On 27 December 2004, a giant γ flare from the Soft Gamma-Ray Repeater 1806-20 saturated many satellite gamma-ray detectors, being the brightest transient event ever observed in the Galaxy. AMANDA-II was used to search for down-going muons indicative of high-energy gammas and/or neutrinos from this object. The data revealed no significant signal, so upper limits (at 90% C.L.) on the normalization constant were set: 0.05(0.5) TeV-1 m-2 s-1 for γ=-1.47 (-2) in the gamma flux and 0.4(6.1) TeV-1 m-2 s-1 for γ=-1.47 (-2) in the high-energy neutrino flux.
prl.aps.org...
But even if a neutrino burst were produced by the process which produced the electromagnetic burst, neutrinos don't do much of anything. They pass through matter, having practically no effect.
edit on 3/27/2012 by Phage because: (no reason given)
European physicists have measured tiny particles called neutrinos moving just faster than the speed of light--only a smidgen faster, but enough to raise a serious possibility that Einstein's physics need a major overhaul.....
Neutrino behavior
It's another surprise from neutrinos, particles that lack any electrical charge and that interact only rarely with anything else. For decades, physicists thought neutrinos had no mass, but in the 1990s, research showed they actually are very light......
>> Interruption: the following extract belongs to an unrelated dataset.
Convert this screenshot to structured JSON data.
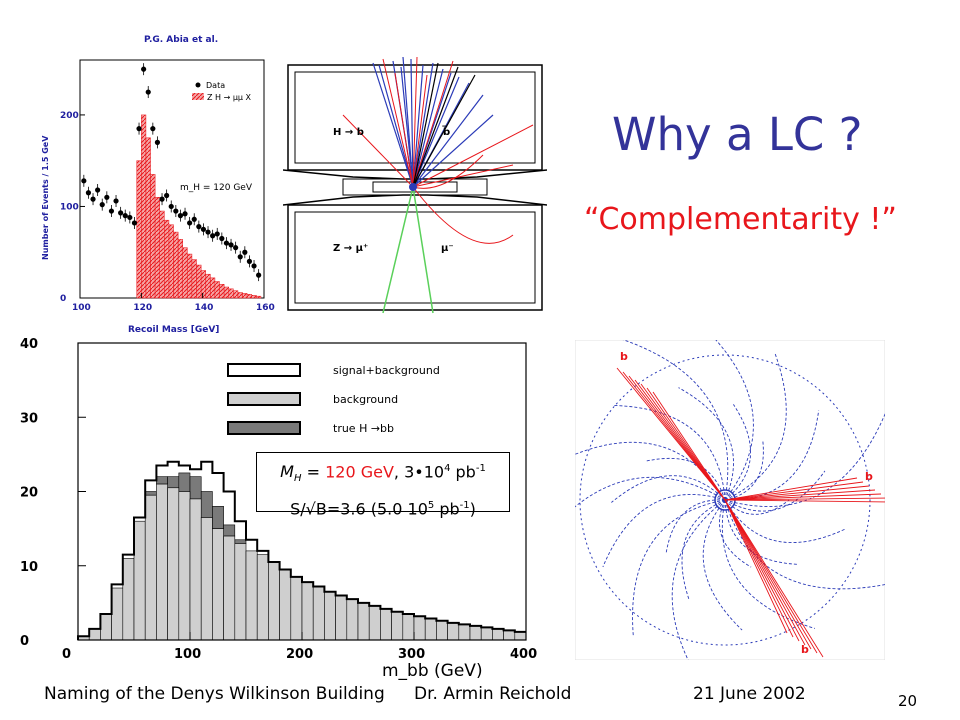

But over the last three years, the OPERA experiment has gathered high-precision data on exactly how long it took for the neutrinos to make a journey that should last about 2.4 thousandths of a second. The neutrinos, though, arrived about 61 billionths of a second sooner than would light traveling in a vacuum, where its speed is at a maximum. That's about 2 thousandths of a percent faster than the speed of light--not much, but more than enough to throw a major wrench into the workings of physics if the result is validated......
Combining it all, the researchers concluded they had enough precision in their measurements. The ultimate finding was that the neutrinos arrived 60.7 nanoseconds faster than light in a vacuum would have, with a statistical uncertainty of only plus or minus 6.9 nanoseconds and measurement uncertainty of plus or minus 7.4 nanoseconds.
It is still a big question but research and articles suggest otherwise. So far it was also suggested that neutrinos have zero mass but now the tune has changed.
James Gillies, a spokesman for CERN (the European Organization for Nuclear Research) said late on Wednesday that the result was now in doubt.
“A possible explanation has been found. But we won’t know until we have tested it out with a new beam to Gran Sasso,” Gillies told Reuters in Geneva.